Sabine Koch (FDP) begründete den Rückweisungsantrag von FDP und SVP unter anderem damit, bei der Behandlung vor zwei Jahren sei man noch von einem Baukredit von 34,5 Mio. Franken ausgegangen, jetzt seien es 54 Mio. Franken. Ihre Fraktionskollegin Yasmine Bourgeois und sie forderten maximal drei Millionen pro Klasse – das entsprechende Postulat war am 2. Oktober überwiesen worden. Zudem gebe es genügend Beispiele dafür, dass sich Schulhäuser günstiger bauen liessen: «Die FDP und die SVP lehnen dieses in Gold getauchte Projekt ab», schloss sie. Hochbauvorsteher André Odermatt sagte, «Milchbüechlirechnungen» seien praktisch, sie machten «Kompliziertes einfach», doch «ganz so einfach» sei es hier nicht. Für neun Primar- und zwei Chindsgi­klassen lägen die Erstellungskosten mit Reserven bei 45 Millionen Franken, und der Vergleich mit «fertiggestellten Gebäuden ausserhalb der Stadt» hinke.

Urs Riklin (Grüne) fand, der Stadtrat habe «die Schule geschrumpft»: Statt der Standardfläche von 72 m2 pro Klasse seien nur 66,6 m2 vorgesehen.

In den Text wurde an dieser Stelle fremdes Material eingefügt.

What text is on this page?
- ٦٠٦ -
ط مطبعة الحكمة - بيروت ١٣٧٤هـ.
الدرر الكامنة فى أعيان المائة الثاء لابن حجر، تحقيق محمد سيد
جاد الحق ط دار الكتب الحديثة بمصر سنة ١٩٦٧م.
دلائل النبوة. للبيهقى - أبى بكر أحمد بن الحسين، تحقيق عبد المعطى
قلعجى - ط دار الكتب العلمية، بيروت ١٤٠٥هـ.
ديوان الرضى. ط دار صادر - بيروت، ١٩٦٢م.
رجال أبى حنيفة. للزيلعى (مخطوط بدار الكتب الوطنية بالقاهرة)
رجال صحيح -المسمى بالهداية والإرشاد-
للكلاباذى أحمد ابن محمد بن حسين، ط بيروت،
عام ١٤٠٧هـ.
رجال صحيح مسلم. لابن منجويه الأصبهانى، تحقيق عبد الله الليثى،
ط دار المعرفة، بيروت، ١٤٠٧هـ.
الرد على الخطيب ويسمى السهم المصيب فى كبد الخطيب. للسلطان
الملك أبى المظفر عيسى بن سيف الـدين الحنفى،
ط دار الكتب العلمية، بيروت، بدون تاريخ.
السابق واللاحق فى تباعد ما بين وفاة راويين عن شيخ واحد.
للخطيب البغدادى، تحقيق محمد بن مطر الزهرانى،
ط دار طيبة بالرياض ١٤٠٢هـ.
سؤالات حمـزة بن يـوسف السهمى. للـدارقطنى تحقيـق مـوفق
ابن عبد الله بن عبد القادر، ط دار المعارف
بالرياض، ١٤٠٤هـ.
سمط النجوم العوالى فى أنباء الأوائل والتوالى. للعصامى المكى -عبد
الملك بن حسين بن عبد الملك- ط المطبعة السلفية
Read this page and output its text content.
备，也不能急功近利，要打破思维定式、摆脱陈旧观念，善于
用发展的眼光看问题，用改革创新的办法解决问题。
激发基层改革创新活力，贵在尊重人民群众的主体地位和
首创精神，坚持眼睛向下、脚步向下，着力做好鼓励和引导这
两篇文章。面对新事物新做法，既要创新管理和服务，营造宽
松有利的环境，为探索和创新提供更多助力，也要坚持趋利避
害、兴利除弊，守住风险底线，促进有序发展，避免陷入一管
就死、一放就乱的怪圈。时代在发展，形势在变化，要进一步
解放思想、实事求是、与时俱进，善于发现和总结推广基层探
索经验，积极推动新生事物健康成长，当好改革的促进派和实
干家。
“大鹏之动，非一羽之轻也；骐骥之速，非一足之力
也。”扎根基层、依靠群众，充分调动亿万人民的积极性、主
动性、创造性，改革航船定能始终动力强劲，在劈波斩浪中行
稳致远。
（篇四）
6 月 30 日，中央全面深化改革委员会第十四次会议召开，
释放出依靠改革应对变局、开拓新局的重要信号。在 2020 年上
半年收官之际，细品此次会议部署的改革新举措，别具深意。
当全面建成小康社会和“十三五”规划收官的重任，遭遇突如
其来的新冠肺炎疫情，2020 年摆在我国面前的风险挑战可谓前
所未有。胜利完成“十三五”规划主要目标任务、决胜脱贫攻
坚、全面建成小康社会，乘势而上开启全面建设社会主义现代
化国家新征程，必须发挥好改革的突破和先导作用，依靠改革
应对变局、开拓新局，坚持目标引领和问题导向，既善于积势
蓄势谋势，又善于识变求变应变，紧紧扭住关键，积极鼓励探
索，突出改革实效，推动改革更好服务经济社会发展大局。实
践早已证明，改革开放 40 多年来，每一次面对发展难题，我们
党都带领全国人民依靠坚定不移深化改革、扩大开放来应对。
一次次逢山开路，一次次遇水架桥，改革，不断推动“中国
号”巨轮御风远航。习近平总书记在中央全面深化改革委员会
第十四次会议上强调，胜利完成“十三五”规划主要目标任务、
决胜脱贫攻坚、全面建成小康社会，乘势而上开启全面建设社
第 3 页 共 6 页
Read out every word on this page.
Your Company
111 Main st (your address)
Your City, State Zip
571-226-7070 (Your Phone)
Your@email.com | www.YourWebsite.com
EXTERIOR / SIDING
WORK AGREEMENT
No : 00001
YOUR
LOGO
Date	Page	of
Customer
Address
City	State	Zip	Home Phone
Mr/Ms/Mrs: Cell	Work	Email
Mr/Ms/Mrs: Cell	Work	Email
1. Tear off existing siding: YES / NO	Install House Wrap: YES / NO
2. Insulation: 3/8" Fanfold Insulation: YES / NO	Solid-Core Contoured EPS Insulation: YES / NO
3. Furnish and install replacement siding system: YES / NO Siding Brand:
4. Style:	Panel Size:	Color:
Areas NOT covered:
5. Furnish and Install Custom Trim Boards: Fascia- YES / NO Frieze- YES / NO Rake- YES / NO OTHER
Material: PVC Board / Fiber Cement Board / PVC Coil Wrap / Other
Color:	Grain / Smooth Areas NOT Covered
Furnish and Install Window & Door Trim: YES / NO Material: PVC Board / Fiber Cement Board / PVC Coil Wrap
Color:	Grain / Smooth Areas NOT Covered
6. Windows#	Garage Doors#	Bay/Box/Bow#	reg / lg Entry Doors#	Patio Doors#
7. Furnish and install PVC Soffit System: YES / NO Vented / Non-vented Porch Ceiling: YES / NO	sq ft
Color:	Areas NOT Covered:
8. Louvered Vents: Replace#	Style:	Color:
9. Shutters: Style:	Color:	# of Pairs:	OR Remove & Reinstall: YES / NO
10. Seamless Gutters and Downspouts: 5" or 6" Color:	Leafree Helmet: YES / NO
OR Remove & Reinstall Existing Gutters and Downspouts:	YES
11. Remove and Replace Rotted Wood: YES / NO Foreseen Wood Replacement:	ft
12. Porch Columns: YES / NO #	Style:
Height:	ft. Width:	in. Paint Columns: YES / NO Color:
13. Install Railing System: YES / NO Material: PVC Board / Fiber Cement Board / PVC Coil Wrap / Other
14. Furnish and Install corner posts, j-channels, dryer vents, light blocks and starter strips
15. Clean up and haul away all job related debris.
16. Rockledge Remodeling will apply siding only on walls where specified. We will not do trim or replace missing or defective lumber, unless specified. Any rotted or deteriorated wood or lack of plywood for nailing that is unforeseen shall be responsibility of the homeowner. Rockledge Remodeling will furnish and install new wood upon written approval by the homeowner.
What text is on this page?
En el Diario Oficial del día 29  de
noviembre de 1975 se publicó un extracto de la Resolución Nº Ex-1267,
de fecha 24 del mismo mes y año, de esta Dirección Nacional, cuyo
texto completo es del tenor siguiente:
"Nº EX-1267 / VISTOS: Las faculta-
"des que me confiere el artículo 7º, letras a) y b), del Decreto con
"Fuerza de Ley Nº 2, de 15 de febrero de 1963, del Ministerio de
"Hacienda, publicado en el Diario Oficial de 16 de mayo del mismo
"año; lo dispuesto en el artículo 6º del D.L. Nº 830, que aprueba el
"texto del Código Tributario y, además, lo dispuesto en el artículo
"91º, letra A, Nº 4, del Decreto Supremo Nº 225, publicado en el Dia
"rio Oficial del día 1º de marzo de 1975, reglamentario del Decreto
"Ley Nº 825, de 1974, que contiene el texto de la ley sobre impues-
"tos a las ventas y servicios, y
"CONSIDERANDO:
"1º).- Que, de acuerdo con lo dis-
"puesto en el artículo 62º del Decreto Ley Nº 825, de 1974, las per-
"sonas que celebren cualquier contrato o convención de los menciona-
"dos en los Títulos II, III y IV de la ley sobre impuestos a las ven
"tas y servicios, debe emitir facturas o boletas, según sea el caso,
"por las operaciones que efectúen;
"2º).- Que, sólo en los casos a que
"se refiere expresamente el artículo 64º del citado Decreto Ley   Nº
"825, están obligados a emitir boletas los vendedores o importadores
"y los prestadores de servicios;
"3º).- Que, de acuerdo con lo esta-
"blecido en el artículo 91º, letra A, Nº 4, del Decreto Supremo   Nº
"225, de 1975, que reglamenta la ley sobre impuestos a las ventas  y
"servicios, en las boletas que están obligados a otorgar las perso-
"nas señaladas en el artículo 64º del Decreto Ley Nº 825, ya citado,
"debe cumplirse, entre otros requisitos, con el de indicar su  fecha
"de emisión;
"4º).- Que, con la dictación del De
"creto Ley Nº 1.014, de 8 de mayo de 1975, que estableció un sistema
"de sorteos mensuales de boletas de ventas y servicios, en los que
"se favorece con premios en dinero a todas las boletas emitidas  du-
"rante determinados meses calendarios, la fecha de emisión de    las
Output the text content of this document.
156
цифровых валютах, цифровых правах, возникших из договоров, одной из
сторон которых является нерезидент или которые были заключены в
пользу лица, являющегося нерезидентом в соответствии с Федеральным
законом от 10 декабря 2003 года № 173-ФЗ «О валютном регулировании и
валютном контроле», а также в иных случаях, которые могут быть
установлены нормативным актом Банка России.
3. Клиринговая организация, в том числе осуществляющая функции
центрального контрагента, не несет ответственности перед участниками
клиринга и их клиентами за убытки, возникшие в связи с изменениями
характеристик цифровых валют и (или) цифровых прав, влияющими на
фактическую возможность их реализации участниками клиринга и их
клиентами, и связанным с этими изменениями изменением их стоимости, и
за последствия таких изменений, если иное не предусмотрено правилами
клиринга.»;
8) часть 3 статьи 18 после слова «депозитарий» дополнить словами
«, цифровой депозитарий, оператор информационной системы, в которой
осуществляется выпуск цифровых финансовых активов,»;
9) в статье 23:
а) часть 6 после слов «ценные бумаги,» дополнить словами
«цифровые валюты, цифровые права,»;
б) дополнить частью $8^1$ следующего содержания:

Je kleiner die Klassenzimmer, desto wahrscheinlicher sei, dass es dort Frontalunterricht gebe, fügte er an, «viel anderes ist gar nicht möglich». Zur FDP beziehungsweise deren Kostenrahmen merkte er an, wenn sie jeweils zehn, zwanzig oder auch dreissig Parkplätze forderten, mache das schnell mal fünf bis zehn Prozent der Gebäudekosten aus. Doch die Grünen wollten die Schulraumoffensive nicht verzögern und lehnten den Rückweisungsantrag deshalb ab. Stefan Urech (SVP) stellte klar, auch er finde Milchbüechlirechnungen schwierig, aber aus einem anderen Grund als der Stadtrat: Die SVP wolle keine Schule, in der «immer mehr Werte statt Inhalt» vermittelt würden: «Unsere Schule braucht nicht so viele Gruppen- und Besprechungsräume, wir haben etwas anderes vor Augen, wenn wir von einem Schulhaus reden.» Sophie Blaser (AL) fand es eine «Frechheit», kleinere Klassenzimmer zu planen. Mit 81 gegen 33 Stimmen (von FDP und SVP) ging der Rückweisungsantrag bachab. Die Vorlage kam mit 80 gegen 33 Stimmen durch und die Erhöhung des Projektierungskredits mit 81 gegen 34 Stimmen.